И только послушайте, как Хаксли устами своего героя признается в том, что знания о человеческих сердцах получает из вторых рук:
«Это ужасно: сталкиваясь с живыми людьми, мы имеем дело с неизвестными и непознаваемыми величинами. Можно лишь надеяться что-то о них узнать в результате долгих и в высшей степени неприятных и скучных личных контактов, связанных с ужасной тратой времени. То же и с текущими событиями: как я могу узнать что-либо о них, не посвящая годы изнурительному непосредственному их изучению, сопряженному опять же с бесконечным количеством неприятнейших контактов? Нет, дайте мне прошлое. Оно не меняется: оно все перед нами в черном и белом цвете, и узнать о нем можно в удобной обстановке, благопристойно и, главное, в уединении – из книг»[502]
.Насколько мне известно, Хаксли едва исполнилось тридцать лет. Говорят, что он знает больше о французской, немецкой, латинской и средневековой итальянской литературе, чем любой человек в этом мире. Я отказываюсь выступать с дурацким советом, что, мол, ему следовало бы меньше знать о книгах и больше о людях. Я желал бы, чтобы Кристофер Морли[503]
прочел его и заявил, что котенку не нужно мешать играть с хвостом.И жду, что следующие дополнения в самое ближайшее время украсят обложку «Крома»:
Бросай все и читай «Желтый Кром».
Поместите Хаксли в первые ряды американских (sic!) писателей!
Общественное мнение
(«Sic» – это мое. Оно не такое громкое, как «ик», тихонечко так, будто в больничной палате.)
Могу я быть полнейшим старым дураком, / А все ж читать я буду Хаксли «Желтый Кром».
Изысканно. Поместите Хаксли в ряды избранных английских снобов.
Шервуд Андерсон о проблемах брака[507]
Литературным кумирам прошлого века требовалось немало времени, чтобы завоевать определенную репутацию. Речь не о Теннисоне или Диккенсе – эти, несмотря на некоторый налет радикализма, всегда были востребованы общественным вкусом. Не об Уайльде или де Мюссе, чья скандальная личная жизнь[508]
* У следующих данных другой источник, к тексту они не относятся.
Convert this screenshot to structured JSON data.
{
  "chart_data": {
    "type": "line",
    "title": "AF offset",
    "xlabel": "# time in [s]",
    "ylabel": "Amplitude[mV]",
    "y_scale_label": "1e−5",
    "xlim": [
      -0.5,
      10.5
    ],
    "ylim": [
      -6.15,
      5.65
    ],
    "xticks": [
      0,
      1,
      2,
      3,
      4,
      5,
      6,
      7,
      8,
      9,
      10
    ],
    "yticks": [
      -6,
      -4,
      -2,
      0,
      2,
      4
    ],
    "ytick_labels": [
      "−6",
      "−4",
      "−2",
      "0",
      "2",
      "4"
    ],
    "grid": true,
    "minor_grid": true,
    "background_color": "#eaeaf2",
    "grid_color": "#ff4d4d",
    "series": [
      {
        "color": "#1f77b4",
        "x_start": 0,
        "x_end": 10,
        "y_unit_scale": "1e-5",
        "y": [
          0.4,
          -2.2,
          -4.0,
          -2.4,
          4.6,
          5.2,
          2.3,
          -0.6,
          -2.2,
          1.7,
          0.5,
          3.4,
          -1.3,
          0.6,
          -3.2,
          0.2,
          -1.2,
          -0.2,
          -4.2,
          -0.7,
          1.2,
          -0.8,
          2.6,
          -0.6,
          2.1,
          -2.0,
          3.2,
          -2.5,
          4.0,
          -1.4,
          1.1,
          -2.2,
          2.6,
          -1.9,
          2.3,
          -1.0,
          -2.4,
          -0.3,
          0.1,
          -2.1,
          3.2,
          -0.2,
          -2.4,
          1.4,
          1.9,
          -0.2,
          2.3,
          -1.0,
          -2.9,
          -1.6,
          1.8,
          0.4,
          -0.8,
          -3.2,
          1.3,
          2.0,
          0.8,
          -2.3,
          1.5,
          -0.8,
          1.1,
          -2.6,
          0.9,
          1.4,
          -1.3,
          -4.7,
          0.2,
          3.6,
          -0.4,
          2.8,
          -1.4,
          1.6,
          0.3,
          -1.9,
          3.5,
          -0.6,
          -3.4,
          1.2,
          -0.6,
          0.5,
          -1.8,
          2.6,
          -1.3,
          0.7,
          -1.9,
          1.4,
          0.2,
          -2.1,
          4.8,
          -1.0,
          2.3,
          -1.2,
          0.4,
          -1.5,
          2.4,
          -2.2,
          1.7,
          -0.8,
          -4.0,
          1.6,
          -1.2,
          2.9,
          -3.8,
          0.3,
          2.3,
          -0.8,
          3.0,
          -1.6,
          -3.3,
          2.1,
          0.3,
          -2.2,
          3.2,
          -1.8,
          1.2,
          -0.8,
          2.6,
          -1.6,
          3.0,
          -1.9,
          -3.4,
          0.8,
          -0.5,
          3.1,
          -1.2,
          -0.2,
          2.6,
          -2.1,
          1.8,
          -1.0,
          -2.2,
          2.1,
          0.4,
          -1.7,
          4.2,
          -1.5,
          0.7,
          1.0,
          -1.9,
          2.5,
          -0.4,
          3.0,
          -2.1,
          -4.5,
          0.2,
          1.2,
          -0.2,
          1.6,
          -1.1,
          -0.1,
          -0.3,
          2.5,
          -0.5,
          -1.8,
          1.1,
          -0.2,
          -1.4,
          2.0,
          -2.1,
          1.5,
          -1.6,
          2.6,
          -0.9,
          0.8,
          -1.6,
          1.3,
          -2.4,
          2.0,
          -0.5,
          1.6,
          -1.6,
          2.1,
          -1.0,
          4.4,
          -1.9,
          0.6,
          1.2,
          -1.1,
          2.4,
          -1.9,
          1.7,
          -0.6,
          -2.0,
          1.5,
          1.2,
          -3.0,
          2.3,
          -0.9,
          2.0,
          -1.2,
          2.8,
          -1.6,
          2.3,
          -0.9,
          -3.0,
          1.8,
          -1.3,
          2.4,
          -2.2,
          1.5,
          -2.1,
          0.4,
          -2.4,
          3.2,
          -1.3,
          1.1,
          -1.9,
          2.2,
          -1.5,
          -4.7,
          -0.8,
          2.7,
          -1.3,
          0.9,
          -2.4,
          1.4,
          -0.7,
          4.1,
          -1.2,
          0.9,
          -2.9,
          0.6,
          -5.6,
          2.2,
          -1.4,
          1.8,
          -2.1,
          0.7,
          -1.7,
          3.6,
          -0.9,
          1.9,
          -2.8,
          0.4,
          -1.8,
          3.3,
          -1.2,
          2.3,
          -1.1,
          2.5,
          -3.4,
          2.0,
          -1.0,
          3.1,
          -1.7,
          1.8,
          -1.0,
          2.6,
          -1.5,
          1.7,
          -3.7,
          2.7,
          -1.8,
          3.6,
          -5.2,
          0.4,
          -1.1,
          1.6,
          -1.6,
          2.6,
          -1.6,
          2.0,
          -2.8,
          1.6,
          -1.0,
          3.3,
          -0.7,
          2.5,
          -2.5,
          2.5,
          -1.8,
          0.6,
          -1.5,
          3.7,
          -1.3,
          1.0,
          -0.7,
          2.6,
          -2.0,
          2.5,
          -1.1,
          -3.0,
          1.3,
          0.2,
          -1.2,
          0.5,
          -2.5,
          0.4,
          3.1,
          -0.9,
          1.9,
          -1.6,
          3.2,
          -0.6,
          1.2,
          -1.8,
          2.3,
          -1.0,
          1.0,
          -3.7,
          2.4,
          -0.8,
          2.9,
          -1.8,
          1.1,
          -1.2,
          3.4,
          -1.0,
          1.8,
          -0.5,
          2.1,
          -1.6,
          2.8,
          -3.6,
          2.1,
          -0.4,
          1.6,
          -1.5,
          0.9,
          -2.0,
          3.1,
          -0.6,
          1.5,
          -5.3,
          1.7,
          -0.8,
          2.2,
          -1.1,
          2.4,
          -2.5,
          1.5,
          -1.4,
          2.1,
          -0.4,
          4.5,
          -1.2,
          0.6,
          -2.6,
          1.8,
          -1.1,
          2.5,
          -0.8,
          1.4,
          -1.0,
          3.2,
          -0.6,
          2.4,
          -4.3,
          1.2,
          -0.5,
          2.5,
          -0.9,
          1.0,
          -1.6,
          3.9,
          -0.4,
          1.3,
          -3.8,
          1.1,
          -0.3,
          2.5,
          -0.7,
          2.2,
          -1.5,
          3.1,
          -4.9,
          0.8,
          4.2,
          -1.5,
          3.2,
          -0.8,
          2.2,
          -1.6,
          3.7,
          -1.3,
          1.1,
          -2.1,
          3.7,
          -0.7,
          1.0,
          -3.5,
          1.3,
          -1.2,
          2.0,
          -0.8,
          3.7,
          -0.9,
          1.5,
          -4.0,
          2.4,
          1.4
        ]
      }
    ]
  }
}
сделала их едва ли не легендарными фигурами. Но литературная репутация Гарди, Батлера, Флобера и Конрада создавалась медленно.[509] Эти люди преодолевали пороги, плывя вверх по течению, и им суждено было оказать почти нестерпимое влияние на грядущие поколения.Сперва они были экзотическими диковинками, ценимыми лишь жалкой кучкой преданных поклонников. Позже мутные волны моды чуть приподнимают их на свои гребни; современники с огромным подозрением и скептицизмом «пытаются прочесть одну из этих штуковин». Наконец некий маститый критик узнает от серьезных авторитетов, что это, дескать, «вещь», и во всеуслышание провозглашает сию новость, не в силах преодолеть внутреннего убеждения, что, стало быть, автор, о котором идет речь, выступает заодно с Флоренс Найтингейл и генералом Бутом.[510]
И вот автору – старому, потрепанному жизнью, успевшему обзавестись десятком молодых эпигонов – наконец-то достаются лавры широкого признания.Культурный мир стал более сплоченным. За последние пять лет мы стали свидетелями взлета двух высококлассных писателей – Джеймса Джойса и Шервуда Андерсона.